Développer la mixité sociale dans les collèges

Dialogue citoyen

Depuis la rentrée de septembre 2016, le Conseil départemental a initié une démarche de dialogue citoyen pour améliorer la mixité sociale dans les collèges, sur la base d'un diagnostic partagé des enjeux. Plus de 1000 personnes ont été concertées.

  1. Pourquoi engager cette démarche ?
  2. Pourquoi la mixité sociale ?
  3. La situation en Haute-Garonne
  4. Vers des solutions concertées
  5. Les propositions issues de la concertation
  6. Calendrier du projet

Une large concertation

Cet ambitieux projet nécessite une mobilisation générale car il ne pourra fonctionner que si les solutions sont partagées. Il s’appuie donc sur le dialogue citoyen, clef de la réussite.

Les objectifs de cette concertation : écouter et entendre l’ensemble des acteurs avant que le Conseil départemental ne décide, mais aussi accompagner au plus près les familles et les collèges lors de la phase d’application.

Cette large concertation a commencé à la rentrée 2016 pour faire émerger des propositions permettant de mettre en place un système de solutions partagé et toléré, via une démarche progressive avec une mise en œuvre pour les élèves de 6ème à la rentrée scolaire 2017.

Le Conseil départemental a donc organisé 24 réunions publiques, sur le périmètre métropolitain, avec l’ensemble des parties prenantes : élus locaux, services académiques, équipes éducatives des collèges publics et privés, directeurs des écoles publiques et privées, parents d’élèves, associations socio-éducatives du territoire, partenaires institutionnels et citoyens. Parallèlement à ces réunions publiques, le Conseil départemental a organisé une vingtaine de rencontres bilatérales avec les acteurs concernés.

Pourquoi engager cette démarche ?

La crise économique que nous traversons est profonde. Elle met à jour une autre crise : celle des repères, des valeurs, des idéaux. Elle creuse les inégalités et fragilise le tissu social.

Or, les recherches internationales (découvrir les préconisations du Cnesco) mettent en évidence les effets néfastes de la ségrégation sociale sur les attitudes citoyennes des jeunes, la vie en collectivité et les apprentissages scolaires.

Face à cette crise des valeurs, il est donc aujourd’hui nécessaire d’agir pour promouvoir les principes et vertus de la République.

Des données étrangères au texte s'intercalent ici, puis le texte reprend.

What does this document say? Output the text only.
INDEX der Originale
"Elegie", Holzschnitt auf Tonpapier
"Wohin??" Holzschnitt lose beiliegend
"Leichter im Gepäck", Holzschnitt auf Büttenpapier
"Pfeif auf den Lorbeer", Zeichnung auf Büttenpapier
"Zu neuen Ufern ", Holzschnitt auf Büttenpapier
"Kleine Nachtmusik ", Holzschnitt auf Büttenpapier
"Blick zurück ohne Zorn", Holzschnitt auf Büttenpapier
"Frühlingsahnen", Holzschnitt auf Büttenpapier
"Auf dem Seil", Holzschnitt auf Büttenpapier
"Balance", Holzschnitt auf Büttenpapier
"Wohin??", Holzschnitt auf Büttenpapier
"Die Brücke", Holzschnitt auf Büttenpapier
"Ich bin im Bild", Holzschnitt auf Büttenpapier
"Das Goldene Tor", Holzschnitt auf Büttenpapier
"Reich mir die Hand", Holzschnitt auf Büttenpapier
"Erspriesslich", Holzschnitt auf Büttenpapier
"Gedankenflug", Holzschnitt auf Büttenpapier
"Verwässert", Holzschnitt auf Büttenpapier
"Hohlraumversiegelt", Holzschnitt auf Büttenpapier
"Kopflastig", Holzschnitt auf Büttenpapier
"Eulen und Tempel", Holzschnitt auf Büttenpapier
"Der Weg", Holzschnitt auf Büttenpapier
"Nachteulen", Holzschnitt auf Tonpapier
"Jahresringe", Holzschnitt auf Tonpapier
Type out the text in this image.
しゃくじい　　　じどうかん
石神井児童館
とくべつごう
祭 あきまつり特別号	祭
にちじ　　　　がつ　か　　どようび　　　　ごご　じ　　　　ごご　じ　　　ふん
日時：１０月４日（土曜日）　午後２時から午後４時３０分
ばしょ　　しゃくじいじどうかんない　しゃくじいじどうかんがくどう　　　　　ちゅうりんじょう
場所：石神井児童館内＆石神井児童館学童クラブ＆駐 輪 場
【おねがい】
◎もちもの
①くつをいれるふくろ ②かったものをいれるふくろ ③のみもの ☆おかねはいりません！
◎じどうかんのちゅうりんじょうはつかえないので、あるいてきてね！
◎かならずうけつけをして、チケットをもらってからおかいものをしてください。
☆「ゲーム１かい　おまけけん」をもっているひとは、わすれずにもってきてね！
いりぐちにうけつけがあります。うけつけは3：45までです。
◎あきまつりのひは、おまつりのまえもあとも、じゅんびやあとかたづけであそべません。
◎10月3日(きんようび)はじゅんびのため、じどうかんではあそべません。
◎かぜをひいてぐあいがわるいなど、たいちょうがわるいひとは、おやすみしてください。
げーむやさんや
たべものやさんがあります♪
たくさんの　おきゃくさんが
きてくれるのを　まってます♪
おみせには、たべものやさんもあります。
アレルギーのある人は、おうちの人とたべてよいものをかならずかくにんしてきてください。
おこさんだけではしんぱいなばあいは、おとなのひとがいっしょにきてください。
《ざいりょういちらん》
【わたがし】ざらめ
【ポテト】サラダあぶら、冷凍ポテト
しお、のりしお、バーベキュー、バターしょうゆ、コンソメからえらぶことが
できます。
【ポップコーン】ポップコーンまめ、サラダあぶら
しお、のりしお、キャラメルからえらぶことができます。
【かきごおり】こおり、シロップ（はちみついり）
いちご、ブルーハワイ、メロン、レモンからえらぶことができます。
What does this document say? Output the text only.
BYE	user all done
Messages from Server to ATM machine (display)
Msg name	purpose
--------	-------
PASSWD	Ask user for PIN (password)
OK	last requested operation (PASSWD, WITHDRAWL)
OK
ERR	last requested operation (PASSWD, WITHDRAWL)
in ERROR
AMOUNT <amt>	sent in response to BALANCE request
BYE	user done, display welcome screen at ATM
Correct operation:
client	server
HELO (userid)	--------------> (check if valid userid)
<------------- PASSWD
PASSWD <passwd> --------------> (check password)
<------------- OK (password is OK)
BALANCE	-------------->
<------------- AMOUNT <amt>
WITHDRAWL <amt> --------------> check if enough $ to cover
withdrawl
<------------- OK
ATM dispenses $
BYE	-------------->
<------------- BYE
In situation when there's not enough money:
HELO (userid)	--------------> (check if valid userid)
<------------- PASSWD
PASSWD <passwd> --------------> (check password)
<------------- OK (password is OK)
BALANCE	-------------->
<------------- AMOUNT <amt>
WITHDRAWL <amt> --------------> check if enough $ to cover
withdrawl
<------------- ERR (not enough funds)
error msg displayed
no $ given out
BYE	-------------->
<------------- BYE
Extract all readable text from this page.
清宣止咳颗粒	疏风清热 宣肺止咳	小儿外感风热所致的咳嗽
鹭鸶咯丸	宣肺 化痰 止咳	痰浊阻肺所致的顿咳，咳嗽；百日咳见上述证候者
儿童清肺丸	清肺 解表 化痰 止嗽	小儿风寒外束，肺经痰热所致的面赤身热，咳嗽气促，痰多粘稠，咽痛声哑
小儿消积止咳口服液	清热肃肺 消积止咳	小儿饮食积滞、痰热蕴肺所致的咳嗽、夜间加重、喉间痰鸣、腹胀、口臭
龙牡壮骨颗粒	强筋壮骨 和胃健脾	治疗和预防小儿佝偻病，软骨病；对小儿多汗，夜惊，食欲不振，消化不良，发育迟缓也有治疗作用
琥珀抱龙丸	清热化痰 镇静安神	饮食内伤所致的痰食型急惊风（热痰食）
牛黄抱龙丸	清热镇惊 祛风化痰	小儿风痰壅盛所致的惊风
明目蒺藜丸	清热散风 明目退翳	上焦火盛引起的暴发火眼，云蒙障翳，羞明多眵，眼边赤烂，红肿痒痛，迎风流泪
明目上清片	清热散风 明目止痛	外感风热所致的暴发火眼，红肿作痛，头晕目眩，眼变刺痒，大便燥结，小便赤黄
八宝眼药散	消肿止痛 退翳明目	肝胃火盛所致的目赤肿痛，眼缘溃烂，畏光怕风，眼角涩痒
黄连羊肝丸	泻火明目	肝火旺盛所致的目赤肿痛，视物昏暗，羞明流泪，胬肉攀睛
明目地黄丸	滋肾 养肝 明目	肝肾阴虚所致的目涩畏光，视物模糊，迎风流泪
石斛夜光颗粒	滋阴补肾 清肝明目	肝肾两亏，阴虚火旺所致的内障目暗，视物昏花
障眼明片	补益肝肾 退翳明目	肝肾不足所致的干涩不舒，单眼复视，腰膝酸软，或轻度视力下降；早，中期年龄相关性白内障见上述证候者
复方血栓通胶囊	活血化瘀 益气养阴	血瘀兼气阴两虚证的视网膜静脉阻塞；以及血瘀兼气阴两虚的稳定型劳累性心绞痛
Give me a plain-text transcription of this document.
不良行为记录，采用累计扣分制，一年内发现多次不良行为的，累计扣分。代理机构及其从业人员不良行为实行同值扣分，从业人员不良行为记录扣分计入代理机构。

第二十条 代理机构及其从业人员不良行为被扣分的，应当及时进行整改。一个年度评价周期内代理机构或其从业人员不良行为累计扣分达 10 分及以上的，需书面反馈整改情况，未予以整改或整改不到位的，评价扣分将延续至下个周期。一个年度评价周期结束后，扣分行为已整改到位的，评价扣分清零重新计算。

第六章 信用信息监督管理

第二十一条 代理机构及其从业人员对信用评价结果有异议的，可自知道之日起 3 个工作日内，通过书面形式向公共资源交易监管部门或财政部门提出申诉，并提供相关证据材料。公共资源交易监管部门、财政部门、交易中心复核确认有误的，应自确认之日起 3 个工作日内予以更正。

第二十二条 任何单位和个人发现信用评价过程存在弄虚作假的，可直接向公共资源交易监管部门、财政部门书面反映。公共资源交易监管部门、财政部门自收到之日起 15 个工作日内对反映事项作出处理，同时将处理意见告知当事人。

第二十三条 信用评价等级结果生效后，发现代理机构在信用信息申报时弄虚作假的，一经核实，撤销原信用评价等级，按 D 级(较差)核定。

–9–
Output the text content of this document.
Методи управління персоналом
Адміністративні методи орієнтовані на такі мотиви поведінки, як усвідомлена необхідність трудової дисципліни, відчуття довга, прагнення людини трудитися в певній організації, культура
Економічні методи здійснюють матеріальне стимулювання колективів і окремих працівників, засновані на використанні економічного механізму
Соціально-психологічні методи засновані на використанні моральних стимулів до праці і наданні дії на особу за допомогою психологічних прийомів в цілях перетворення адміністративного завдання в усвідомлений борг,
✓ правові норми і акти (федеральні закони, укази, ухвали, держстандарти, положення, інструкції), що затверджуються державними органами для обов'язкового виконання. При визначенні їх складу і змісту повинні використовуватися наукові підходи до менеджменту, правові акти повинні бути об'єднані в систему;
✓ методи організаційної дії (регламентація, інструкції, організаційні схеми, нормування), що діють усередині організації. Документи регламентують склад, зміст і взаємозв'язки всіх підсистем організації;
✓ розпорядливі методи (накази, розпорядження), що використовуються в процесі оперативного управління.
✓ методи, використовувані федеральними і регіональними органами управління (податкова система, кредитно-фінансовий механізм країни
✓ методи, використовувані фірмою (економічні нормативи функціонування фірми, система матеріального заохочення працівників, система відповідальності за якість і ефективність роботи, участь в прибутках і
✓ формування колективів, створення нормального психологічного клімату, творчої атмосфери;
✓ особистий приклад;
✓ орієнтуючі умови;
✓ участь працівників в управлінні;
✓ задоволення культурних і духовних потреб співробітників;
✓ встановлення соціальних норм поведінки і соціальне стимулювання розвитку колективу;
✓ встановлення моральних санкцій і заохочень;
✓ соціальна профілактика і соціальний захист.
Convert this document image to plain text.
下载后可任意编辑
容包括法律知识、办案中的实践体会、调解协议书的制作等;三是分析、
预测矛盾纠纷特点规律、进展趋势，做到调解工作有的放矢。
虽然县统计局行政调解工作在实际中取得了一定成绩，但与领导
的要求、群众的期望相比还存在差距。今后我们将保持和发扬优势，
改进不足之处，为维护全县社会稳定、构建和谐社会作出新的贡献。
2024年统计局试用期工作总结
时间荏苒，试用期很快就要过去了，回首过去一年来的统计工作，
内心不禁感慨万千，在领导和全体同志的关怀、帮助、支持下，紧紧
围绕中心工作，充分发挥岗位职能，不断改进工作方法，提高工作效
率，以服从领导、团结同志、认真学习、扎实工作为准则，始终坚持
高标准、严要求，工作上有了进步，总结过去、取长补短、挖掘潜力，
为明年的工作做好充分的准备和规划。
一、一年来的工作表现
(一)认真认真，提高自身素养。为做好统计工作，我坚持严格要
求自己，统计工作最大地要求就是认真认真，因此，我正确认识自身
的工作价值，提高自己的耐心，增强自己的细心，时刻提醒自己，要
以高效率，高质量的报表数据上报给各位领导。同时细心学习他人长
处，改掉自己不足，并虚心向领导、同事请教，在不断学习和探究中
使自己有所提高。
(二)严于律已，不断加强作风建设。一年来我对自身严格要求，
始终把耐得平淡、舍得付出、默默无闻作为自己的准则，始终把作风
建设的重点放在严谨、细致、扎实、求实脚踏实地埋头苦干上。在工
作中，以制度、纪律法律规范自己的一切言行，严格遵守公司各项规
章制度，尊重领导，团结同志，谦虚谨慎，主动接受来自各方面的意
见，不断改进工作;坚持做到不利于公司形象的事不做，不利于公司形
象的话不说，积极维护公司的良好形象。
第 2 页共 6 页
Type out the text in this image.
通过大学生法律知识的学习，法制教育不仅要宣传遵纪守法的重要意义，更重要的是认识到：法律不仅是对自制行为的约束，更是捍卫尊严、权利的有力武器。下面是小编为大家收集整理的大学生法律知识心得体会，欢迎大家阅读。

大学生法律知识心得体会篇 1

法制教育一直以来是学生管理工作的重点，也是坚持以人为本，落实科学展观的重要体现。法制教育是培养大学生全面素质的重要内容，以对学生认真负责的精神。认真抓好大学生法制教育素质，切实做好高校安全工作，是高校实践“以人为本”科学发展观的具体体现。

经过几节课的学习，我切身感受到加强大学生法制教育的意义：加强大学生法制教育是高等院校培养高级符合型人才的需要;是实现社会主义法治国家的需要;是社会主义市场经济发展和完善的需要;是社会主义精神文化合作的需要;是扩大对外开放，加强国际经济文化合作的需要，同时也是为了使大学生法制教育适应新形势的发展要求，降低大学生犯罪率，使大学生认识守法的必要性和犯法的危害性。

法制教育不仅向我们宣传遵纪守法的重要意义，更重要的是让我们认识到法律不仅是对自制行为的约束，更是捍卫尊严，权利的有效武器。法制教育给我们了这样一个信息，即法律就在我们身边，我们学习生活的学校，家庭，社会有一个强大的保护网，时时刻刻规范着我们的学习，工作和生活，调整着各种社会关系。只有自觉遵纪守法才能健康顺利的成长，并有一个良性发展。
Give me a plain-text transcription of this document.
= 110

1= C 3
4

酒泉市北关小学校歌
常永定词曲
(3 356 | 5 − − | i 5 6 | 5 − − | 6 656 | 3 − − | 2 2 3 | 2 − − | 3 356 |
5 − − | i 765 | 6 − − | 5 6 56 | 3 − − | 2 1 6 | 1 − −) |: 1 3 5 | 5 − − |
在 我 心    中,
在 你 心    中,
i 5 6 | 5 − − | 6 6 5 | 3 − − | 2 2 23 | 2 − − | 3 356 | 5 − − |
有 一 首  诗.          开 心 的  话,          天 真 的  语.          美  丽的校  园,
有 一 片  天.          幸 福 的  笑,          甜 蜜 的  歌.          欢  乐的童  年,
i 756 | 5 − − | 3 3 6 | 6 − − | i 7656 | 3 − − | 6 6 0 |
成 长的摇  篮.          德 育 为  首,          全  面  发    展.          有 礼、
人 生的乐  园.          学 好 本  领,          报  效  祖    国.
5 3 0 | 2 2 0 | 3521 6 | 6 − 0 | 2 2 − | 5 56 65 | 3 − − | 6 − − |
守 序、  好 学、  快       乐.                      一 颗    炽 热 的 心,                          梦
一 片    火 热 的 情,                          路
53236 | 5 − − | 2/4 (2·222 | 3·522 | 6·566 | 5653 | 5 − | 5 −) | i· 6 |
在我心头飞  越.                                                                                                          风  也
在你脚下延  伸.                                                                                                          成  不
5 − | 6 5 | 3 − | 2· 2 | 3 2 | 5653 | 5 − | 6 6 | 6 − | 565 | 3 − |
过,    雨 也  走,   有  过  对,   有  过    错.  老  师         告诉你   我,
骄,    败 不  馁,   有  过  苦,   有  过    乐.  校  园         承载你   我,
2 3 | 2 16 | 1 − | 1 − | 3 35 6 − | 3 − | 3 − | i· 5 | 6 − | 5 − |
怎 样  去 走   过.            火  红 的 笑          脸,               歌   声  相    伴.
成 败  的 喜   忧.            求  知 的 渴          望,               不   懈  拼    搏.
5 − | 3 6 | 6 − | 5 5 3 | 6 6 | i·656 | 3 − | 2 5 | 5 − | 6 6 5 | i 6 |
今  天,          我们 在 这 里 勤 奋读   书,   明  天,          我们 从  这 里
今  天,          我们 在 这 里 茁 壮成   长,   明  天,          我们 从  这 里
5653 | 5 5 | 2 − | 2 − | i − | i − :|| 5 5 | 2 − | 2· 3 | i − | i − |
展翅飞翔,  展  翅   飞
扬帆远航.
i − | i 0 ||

Et le premier lieu d’apprentissage du vivre ensemble est l’école de la République.

Dans ce contexte où rien ne se fera sans volontarisme politique, le Conseil départemental de la Haute-Garonne est et doit rester l’institution de proximité agissante au plus près des territoires urbains, périurbains et ruraux. C’est donc au titre de sa mission d’éducation et de son rôle de chef de file de l’action sociale que le Conseil départemental de la Haute-Garonne a décidé de mettre en œuvre à la rentrée scolaire 2017 un dispositif innovant pour améliorer la mixité scolaire dans les collèges du département et lutter contre les déterminismes sociaux.

Découvrir le projet du ministère de l'Education nationale pour renforcer la mixité sociale dans les collèges.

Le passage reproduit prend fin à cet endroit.